Define navigation route contract interfaces
epic-navigation-and-gesture-accessibility-service-and-audit-task-001 — Define the core Dart interfaces and data models that represent navigation route contracts: RouteAccessibilityContract, ModalRouteContract (requiring explicit close action), and BackNavigationContract (requiring back control for non-root routes). These interfaces form the foundation that both the service and the audit runner depend on.
Acceptance Criteria
Technical Requirements
Implementation Notes
Keep the interfaces as pure abstract classes rather than mixins — mixins complicate the audit runner's reflection-based validation. Use Dart's required keyword on all mandatory fields in ConcreteRouteConfig's constructor so missing fields are caught at compile time, not runtime. Define LiveRegionPolicy as a top-level enum in the same barrel file for discoverability. The distinction between ModalRouteContract and BackNavigationContract should be treated as composition (a modal route can also have back navigation), so design ConcreteRouteConfig to implement both simultaneously without ambiguity.
Consider adding a factory constructor ConcreteRouteConfig.tab() and ConcreteRouteConfig.modal() as named constructors to guide consumers toward correct usage patterns without requiring them to set every field manually.
Testing Requirements
Unit tests should verify the ConcreteRouteConfig reference implementation: (1) construction with valid arguments succeeds, (2) construction with an empty semanticsLabel triggers an AssertionError in debug mode, (3) a ModalRouteContract instance without an explicitCloseAction cannot be constructed (enforced by required parameter — verified by compile-time check), (4) a BackNavigationContract for a root route correctly represents the back action as a no-op via a documented sentinel value. Use flutter_test; no widget pump required. Test file: test/navigation/navigation_contracts_test.dart.
Flutter's SemanticsController used in integration tests is an internal or semi-internal API that can break between Flutter stable releases. If the audit runner relies heavily on undocumented semantics tree traversal, a Flutter upgrade could silently disable the audit checks without a build failure, creating false confidence.
Mitigation & Contingency
Mitigation: Use only the public flutter_test accessibility APIs (meetsGuideline, SemanticsController.ensureSemantics) and wrap all SemanticsController calls in a versioned helper class with explicit assertions that the expected semantics tree shape is still available. Pin the Flutter SDK range in pubspec.yaml.
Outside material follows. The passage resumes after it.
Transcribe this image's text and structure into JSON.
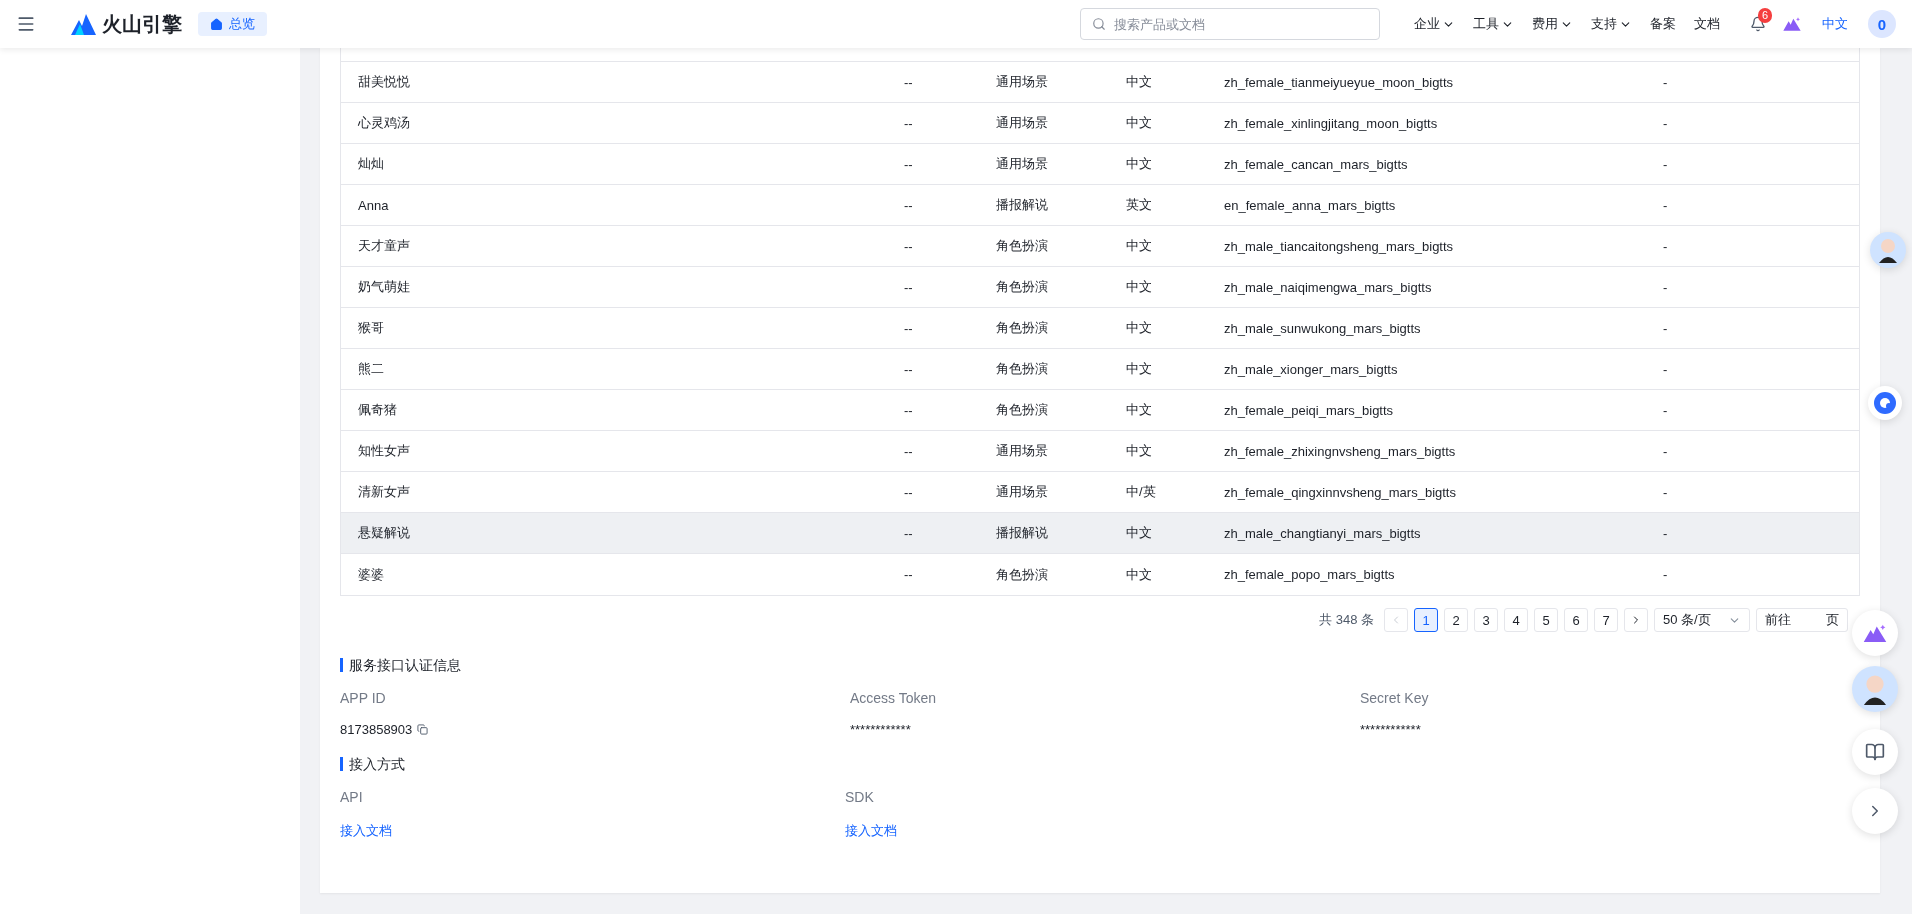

Contingency: If SemanticsController APIs break on a Flutter upgrade, fall back to widget-level golden tests that include the semantics tree snapshot, combined with manual Switch Access and VoiceOver QA checklists executed before each release.
Flutter integration tests that simulate Switch Access traversal on multiple screens can be slow (30–120 seconds per test flow), which may make the audit runner impractical to run on every CI commit if the test suite already has long run times.
Mitigation & Contingency
Mitigation: Scope the audit runner to a dedicated integration test target that runs on pull requests targeting main and on nightly builds, not on every push. Parallelise test shards in CI to keep wall-clock time acceptable. Profile audit run times during development and trim any flows that duplicate coverage.
Contingency: If CI run times exceed acceptable thresholds, split the audit runner into a fast smoke suite (touch targets and semantic labels only, runs on every PR) and a thorough traversal suite (Switch Access simulation, runs nightly), with the nightly failure blocking the release branch rather than every PR.